A peine arrivé, il lui faut installer la troupe de l’Opéra dans ses nouveaux locaux de la salle Le Peletier, et essayer de renouveler une programmation passéiste et répétitive fortement critiquée. Habeneck décide de monter Aladin ou la lampe merveilleuse, de Nicolas Isouard, ce qui lui permet de créer un opéra féérique dans le style oriental. Il s’adresse pour la partie scénique au jeune peintre Pierre Luc Charles Ciceri, qui va travailler au côté de Louis Daguerre. Ce dernier, qui ouvre en cette même année 1822 son Diorama, apporte toute son ingéniosité aux décors, utilisant même pour la première fois grâce à Habeneck l’éclairage au gaz et créant ainsi des effets magiques sur les toiles peintes. Rappelons que Daguerre fut un immense spécialiste des effets d’optique, dont le seul exemple subsistant et récemment restauré (septembre 2013) après 7 ans de travail, est visible dans la modeste église de Bry-sur-Marne qu’il avait été chargé de transformer, par de simples effets visuels, en cathédrale gothique.

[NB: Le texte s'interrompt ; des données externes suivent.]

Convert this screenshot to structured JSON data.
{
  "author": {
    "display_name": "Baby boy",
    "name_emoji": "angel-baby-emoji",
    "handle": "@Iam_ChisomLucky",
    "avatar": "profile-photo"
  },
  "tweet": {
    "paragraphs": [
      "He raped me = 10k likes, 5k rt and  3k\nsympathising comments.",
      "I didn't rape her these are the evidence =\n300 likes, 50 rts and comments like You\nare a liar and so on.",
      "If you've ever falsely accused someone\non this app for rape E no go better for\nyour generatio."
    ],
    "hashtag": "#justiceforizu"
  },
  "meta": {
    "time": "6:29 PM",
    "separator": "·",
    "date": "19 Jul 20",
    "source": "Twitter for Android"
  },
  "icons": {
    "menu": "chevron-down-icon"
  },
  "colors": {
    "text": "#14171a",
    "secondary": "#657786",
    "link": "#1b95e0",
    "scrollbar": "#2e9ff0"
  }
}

Malgré d’indéniables réussites, en butte à mille tracasseries et à une diminution d’un tiers des subventions, il est souvent critiqué par la presse. Et la masse de travail est telle qu’elle l’éloigne de la pratique musicale. C’est donc sans regret qu’il quitte ce poste pour retrouver ce qu’il aime par-dessus tout, la direction d’orchestre. Et c’est dans cette fonction qu’il a l’honneur insigne d’être « croqué » deux fois de manière très humoristique par le sculpteur-caricaturiste Jean-Pierre Dantan*. Ces caricatures qui ont dû beaucoup l’amuser, car sous ses dehors autoritaires et rigoureux, il avait également un grand sens de l’humour, témoin le concert comique qu’il organise le mardi gras de 1843, avec entre autres la Raillerie musicale de Mozart et la Grande marche des mirlitons de Schneitzhoeffer.

La solide structure de l’ouvrage et une table des matières très détaillée permettent, si l’on le souhaite, de picorer à l’intérieur, de lire dans le désordre, selon son intérêt du moment, sans jamais perdre vraiment le fil, car tout se reconstruit facilement. Une foule d’anecdotes connues ou non, bien remises en situation, animent le propos qui s’appuie sur des archives, sur les journaux du temps, et sur les mémoires de ses contemporains. C’est ainsi que l’on entre dans l’intimité de personnages que l’on a de ce fait rapidement l’impression de bien connaître.

L’édition est soignée, mais on regrette que le broché soit non cousu, et surtout qu’il n’y ait pas d’iconographie.

* Ces deux sculptures sont conservées au musée de la Musique à Paris.